Governments around the world are beginning to recognize that their long-term care sector is in crisis.  One factor contributing to this crisis is the high growth in the number of the aging population, combined with a lack of investment.  According to the United Nations World Population Prospects: The 2017 Revision Population Database, in 2017 there was an estimated 962 million people aged 60 or over in the world, comprising 13% of the global population.  The population aged 60 and above is growing at a rate of about 3% per year.  Europe has the greatest percentage of the population aged 60 or over (25%). The number of older persons in the world is projected to be 1.4 billion in 2030 and 2.1 billion in 2050 and could rise to 3.1 billion in 2100.  Further, the number of persons aged 80 or over, globally, is projected to triple by 2050, from 137 million in 2017 to 425 million in 2050.[1]

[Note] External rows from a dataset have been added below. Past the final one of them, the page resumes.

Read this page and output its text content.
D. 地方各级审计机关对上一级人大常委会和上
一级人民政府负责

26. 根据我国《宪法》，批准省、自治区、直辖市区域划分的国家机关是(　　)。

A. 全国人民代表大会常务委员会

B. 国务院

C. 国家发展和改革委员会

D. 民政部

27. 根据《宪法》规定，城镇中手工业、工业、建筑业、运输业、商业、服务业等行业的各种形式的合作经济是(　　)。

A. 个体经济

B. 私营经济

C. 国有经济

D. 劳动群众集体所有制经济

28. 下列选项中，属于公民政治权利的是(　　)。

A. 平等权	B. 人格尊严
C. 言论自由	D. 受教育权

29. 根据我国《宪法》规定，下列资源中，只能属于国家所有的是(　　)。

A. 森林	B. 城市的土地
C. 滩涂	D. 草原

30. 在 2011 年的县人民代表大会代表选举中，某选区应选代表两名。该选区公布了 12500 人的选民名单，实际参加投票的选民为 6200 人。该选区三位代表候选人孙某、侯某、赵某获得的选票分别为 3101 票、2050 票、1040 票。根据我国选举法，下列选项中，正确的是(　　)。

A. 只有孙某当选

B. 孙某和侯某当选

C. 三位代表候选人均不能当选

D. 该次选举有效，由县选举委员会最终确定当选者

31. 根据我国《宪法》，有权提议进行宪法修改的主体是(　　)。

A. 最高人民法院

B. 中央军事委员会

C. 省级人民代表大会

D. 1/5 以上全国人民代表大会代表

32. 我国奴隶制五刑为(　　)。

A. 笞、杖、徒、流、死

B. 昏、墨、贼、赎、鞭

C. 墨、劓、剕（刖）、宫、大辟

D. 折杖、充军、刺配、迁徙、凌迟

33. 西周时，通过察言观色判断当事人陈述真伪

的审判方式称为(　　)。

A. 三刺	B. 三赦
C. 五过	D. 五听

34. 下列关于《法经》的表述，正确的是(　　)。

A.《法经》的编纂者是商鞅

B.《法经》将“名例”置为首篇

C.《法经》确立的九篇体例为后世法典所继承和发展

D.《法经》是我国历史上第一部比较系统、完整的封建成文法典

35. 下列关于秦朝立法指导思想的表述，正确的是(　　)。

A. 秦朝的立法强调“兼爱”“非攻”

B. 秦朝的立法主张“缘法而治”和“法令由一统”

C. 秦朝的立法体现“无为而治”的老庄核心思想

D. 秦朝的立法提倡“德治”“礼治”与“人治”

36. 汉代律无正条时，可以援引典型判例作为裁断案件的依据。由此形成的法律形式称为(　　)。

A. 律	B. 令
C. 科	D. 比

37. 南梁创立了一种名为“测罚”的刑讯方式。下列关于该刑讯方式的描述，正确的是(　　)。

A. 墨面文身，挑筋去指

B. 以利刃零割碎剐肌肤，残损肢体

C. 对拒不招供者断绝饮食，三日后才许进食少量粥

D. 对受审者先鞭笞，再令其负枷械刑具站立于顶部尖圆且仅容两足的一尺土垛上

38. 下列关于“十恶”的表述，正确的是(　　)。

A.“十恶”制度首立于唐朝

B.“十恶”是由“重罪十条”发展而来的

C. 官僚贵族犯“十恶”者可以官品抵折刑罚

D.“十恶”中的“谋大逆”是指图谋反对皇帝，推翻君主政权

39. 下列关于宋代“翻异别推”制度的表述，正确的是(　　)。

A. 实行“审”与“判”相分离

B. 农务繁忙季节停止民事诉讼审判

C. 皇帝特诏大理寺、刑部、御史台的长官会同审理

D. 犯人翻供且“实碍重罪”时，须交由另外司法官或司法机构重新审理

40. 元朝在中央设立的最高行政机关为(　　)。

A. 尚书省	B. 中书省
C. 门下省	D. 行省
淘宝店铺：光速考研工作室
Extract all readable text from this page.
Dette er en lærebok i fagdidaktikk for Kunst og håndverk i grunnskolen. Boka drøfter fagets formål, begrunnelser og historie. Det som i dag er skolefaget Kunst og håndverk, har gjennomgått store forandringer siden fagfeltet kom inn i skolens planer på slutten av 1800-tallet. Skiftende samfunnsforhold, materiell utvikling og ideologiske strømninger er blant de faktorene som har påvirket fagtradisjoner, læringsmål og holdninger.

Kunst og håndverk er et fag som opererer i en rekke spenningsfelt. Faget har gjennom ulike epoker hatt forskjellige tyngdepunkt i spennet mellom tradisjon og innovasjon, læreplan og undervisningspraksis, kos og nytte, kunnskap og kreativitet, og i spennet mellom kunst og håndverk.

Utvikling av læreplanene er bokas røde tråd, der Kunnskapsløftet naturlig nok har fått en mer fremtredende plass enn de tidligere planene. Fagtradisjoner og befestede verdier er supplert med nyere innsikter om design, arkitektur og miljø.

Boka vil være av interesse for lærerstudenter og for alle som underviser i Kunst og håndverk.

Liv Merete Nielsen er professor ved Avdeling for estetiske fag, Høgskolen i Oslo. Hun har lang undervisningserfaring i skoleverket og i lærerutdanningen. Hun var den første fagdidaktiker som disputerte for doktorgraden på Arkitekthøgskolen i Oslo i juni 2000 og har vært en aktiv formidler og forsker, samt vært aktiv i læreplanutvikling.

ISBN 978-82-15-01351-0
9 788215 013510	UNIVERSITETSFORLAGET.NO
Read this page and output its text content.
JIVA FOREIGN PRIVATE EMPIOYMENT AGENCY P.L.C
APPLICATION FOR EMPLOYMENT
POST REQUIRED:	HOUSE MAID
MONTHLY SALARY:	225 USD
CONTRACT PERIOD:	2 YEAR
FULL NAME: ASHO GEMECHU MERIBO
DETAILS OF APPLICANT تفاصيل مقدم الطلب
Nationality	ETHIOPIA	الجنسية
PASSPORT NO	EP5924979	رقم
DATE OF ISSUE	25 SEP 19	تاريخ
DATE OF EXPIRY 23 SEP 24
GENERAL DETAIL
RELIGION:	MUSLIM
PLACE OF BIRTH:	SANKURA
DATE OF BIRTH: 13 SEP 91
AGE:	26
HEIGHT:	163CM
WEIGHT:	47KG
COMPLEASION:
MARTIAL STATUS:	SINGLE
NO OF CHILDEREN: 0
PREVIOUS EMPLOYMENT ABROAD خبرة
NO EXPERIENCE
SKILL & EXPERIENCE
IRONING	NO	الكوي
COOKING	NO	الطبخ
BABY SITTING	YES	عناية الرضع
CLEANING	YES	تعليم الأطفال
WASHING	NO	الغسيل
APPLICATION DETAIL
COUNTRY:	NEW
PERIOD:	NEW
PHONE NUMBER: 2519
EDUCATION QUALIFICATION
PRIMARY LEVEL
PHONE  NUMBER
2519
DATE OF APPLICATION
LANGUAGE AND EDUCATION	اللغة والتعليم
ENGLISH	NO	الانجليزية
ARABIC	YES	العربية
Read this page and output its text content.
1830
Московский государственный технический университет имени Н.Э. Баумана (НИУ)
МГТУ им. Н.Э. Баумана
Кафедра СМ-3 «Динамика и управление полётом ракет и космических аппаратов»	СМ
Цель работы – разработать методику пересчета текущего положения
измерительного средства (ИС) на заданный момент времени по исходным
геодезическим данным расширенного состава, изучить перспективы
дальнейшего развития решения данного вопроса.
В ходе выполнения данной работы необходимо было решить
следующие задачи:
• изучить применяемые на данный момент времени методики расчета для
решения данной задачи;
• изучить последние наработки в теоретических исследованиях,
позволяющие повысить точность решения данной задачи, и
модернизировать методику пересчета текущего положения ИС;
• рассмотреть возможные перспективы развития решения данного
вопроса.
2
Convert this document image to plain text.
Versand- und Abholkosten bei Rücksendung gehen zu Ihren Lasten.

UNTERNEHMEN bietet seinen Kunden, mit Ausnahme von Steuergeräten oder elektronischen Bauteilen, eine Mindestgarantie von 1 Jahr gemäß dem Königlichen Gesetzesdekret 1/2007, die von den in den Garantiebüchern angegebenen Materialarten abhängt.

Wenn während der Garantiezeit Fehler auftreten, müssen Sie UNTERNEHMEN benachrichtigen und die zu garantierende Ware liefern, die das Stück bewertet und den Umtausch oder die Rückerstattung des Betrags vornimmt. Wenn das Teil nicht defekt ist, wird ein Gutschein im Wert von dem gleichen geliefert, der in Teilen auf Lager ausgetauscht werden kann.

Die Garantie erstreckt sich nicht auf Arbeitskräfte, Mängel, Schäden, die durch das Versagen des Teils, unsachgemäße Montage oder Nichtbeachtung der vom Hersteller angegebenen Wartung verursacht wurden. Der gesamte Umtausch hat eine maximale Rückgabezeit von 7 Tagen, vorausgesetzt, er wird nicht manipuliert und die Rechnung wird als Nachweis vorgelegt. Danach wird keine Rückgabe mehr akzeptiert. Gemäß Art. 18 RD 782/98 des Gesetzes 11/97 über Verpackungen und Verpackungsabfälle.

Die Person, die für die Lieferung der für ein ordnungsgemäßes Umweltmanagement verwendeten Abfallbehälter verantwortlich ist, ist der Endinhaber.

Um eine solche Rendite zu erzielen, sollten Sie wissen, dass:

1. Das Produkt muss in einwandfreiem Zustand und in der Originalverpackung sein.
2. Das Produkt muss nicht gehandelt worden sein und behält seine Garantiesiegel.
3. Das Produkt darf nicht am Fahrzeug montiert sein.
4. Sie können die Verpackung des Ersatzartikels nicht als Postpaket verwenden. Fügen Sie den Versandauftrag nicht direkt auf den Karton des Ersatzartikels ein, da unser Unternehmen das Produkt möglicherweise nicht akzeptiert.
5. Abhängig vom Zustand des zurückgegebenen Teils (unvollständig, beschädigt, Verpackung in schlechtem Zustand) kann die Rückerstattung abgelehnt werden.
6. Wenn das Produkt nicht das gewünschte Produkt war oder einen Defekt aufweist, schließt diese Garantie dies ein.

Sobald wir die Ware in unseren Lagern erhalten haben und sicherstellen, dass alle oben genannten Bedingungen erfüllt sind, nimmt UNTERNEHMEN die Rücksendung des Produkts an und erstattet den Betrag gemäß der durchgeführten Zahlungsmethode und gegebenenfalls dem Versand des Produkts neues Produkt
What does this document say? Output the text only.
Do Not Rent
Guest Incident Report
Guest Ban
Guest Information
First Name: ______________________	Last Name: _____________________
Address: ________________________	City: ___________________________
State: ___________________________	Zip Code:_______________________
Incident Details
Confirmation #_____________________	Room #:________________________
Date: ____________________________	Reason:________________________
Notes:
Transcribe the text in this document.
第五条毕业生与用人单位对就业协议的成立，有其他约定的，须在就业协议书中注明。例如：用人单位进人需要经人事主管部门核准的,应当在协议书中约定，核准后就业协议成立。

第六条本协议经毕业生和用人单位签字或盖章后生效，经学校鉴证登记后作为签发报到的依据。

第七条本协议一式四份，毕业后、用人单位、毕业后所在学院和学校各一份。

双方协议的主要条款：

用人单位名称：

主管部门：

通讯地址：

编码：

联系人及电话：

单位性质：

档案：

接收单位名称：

With a growing and aging population, the number of people living with dementia is expected to increase in future decades, with corresponding implications for health care needs and use.  According to the World Health Organization, 50 million people live with dementia, including Alzheimer’s disease, worldwide.[2]  As these conditions progress, they become highly debilitating for affected individuals and lead to major health impacts.

In Australia, the Royal Commission into Aged Care Quality and Safety (the “Commission”) was established to investigate how older people are cared for and report on what needs to change to make aged care services better.[3]  The Commission was established in October of 2018, after Ms. Springs and her son Clive, “lifted the lid on a system in crisis”, which resulted in the closure of the nursing home where her husband had been placed.

Mr. Springs suffered from dementia.  Many people, like Ms. Springs, are of the view that a nursing home is better equipped to deal with an incapable person’s care needs. However, this is not always the case.  Mr. Springs’ health worsened after he was placed in the nursing home, “he had been over-medicated, had severe bruising, was dehydrated and suffering from pneumonia”.[4]

The Commission held hearings throughout the country, listening to evidence from family members, medical experts, aged care bodies and unions.  It was clear, that this sector is under-resourced.

The Commission heard many older Australians were fearful about going into residential aged care.  Some said, “they would rather poke their eyes with a pencil than have to enter a home”.  Others said that “they would rather die”.[5]

A few things became evident during the hearings. Firstly, when care workers are confronted with a difficult resident, “the first port of call was to use psychotropic drugs to sedate or restrict the movement” of the person, rather than drugs being used as a last resort, as required.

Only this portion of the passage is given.